Il giorno che sarei dovuta essere dimessa, mi sono messa a svuotare i cassetti riempiti da mesi di necessità e capricci. Però i vestiti non sono riuscita a metterli in borsa, alcuni troppo pesanti, altri irraggiungibili.
Ho la cerniera della felpa da chiudere, vedo passare una oss (che qualche anno fa mi fece incontrare sua figlia, appena arrivata dalla madrepatria - il Perù - per studiare: nel frattempo si è laureata e fidanzata) e le chiedo il favore.
Lei vede che sto impacchettando.
Le spiego che mi porto avanti, tanto poi, nel pomeriggio, arriveranno a prendermi e penseranno loro a ultimare il trasloco.
Passano cinque minuti e mentre annaspo con la testa nel cassetto delle meraviglie, mi si para davanti nuovamente questa signora: "Allora, che devo fare, dimmi tutto". Mi sono un po' commossa, dentro.
Arrivano i miei e inizio il giro dei saluti. Dura tre ore.

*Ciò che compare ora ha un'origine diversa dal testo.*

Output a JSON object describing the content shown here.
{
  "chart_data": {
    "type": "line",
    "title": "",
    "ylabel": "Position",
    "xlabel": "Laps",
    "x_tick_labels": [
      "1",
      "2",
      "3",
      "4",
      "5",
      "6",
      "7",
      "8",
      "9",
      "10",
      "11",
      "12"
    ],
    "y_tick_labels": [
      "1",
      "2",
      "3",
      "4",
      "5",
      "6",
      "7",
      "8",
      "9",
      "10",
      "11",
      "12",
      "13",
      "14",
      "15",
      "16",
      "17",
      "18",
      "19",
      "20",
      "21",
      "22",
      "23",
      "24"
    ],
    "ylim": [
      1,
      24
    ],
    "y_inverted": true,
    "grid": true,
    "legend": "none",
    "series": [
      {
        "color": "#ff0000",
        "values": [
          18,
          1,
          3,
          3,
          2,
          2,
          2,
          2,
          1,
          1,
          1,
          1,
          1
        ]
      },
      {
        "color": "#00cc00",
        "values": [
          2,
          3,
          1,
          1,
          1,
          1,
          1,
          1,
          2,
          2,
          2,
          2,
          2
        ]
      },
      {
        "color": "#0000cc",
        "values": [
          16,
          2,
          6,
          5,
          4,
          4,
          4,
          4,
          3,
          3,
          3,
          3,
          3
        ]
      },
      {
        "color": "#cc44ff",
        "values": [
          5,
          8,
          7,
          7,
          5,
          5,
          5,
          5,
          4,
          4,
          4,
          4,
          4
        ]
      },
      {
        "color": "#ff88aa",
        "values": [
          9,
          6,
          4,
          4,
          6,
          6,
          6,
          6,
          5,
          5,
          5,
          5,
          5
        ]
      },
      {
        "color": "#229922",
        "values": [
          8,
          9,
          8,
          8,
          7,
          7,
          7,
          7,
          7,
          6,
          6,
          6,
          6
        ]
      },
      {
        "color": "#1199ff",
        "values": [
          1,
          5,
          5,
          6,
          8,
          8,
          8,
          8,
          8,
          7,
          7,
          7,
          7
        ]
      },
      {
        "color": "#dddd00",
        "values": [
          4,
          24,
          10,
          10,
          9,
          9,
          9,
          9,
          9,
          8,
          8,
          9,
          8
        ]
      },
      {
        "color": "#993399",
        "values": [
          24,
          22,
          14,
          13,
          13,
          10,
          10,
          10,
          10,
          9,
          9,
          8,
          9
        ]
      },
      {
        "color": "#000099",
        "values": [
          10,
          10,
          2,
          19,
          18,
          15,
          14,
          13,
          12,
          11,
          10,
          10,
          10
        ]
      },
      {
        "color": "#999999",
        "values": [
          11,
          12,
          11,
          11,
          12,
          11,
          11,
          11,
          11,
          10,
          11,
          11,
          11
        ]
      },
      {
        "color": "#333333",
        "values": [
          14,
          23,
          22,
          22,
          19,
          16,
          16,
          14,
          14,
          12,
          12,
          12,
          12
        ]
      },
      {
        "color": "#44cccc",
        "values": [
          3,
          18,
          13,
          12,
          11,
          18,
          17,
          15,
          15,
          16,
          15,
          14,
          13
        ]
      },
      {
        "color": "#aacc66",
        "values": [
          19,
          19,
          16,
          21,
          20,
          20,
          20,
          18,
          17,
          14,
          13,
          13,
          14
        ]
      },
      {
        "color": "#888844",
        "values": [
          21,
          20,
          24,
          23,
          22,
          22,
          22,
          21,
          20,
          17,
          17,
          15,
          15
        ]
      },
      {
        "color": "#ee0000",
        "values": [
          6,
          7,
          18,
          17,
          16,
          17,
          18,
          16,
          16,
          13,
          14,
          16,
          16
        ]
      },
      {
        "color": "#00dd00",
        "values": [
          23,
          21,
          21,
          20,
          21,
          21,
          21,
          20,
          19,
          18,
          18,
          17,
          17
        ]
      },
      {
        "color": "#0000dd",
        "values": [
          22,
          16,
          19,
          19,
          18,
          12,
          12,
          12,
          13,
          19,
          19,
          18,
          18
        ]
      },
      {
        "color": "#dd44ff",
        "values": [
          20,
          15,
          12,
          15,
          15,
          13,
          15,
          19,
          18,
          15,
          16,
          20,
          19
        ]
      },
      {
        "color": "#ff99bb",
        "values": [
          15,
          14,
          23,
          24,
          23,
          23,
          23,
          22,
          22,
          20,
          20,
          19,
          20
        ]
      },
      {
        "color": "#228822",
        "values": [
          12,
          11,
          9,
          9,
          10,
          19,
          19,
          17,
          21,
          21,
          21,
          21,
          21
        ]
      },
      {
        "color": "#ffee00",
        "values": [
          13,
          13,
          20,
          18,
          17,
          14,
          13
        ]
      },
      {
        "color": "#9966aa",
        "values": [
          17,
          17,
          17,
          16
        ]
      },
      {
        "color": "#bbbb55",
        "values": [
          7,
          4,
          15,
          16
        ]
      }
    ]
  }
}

Sono alla fine, sto quasi per prendere l'ascensore e vedo un'amica infermiera e la caposala dentro una camera lì a fianco. Penso di salutarle ancora, ma vedo che sono impegnate. Escono loro e una carrozzina basculante, quelle carrozzine mezze sdraiate che tutti - tranne me - usano dopo intervento o lungo riposo a letto. Vedo una testa ricciolina, è quella di un bambino. Urla, piagnucolando, qualcosa. Ma non capisco.
La caposala, che mi dava le spalle, si gira: sento la sua voce un po' spezzata dire: "Dice che vuole andare a casa sua...".
Entro in ascensore senza ulteriori indugi.
E col magone torno a casa.
3 commenti:
non far passare troppo tempo ancora per il prossimo post....!!!!
Questa poi. Chi mi avesse detto mi sarei commosso perché vedo rinascere il tuo blog...
Ho trovato per caso questo blog...bellissimo perché non scrivi più?